Aquel disparo fortuito en la Semana Santa de 1956 acabó con dos vidas. Una, la del infante Alfonso y dos, la de su madre, la condesa de Barcelona. Esta es la historia de una mujer que hizo frente a exilios, bodas orquestadas, muertes de hijos y tuvo que ejercer de incómoda mediadora entre dos hombres que jamás se entendieron.
María de las Mercedes Borbón y Orleans fue princesa por concesión y condesa por su enlace con Juan de Borbón, su primo tercero. Pero, por encima de todo, fue madre de rey. Ella, que tuvo que abandonar deprisa y corriendo su adorada Sevilla cuando se proclamó la Segunda República, fue la mujer que engendró al hombre que restauró la monarquía 40 años más tarde.
Una sevillana muy bética nacida en Madrid
Nació en Madrid en 1910, pero siempre se sintió más vinculada a Sevilla, donde se mudó siendo una niña.

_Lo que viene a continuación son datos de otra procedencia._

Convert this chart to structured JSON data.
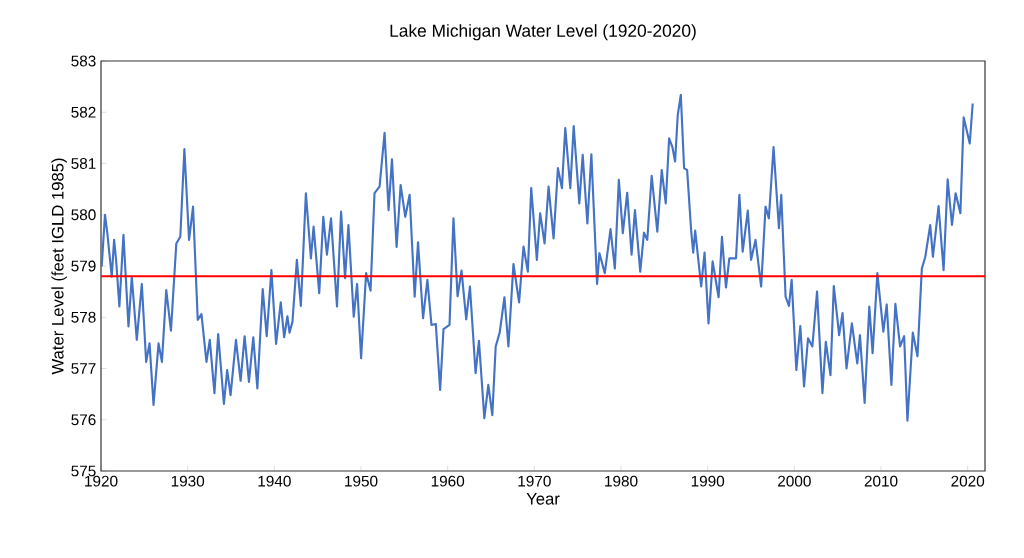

Tanto es así, que se le llenaba la boca cuando decía eso de “viva el Betis manquepierda”. Su hogar estaba muy cerca del estadio del Betis y su afición por el fútbol le acompañó hasta final de sus días.
Con la instauración de la república en 1931, ella, al igual que todos los miembros de la realeza, se vieron obligados a abandonar España. La condesa de Barcelona no volvería a pisar su hogar hasta el año 1976, cuando su hijo ya era rey.
María de las Mercedes Borbón y Orleans se instaló, primero en Cannes y después en París. De visita en Roma, con motivo de la boda de su prima, la infanta Beatriz, se estableció que se casaría con el hermano de esta, Juan de Borbón; el heredero al trono español. Alfonso XIII siempre la había tenido en altísima estima, e, incluso, acostumbraba a hacerle bromas sobre su fuerte carácter. “¡María ‘La Brava!’”, le solía gritar cuando veía a la jovencita de nervio afilado.
El ajuar de joyas que recibió María de las Mercedes de manos de su suegro, Alfonso XIII
La decisión estaba tomada y, quizás, ella poco pudo hacer más que acceder. A pesar de su temperamento, sabía que esta era la decisión correcta y para la que había sido educada. Este sí vino envuelto en diamantes y perlas; puesto que contó con un llamativo ajuar que le hizo entrega su suegro.
Las joyas de la familia fueron puestas a punto para deslumbrar a su futura dueña. En total fueron 16 piezas de incalculable valor, entre las que encontramos alhajas como La Rusa, una de las tiaras favoritas de Letizia y que, por supuesto, también ha lucido doña Sofía. Se trata de una corona que perteneció a la reina María Cristina y que recuerda a las diademas que usaban las campesinas rusas, de ahí su nombre. La corona, realizada en platino, cuenta con brillantes y perlas, que recorren la pieza con forma de lágrima invertida. Además, otra de las exquisiteces que perteneció a María Cristina y que recibió la novia fue un collar de 25 perlas naturales de gran tamaño, a juego con unos pendientes tocados por unos diamantes.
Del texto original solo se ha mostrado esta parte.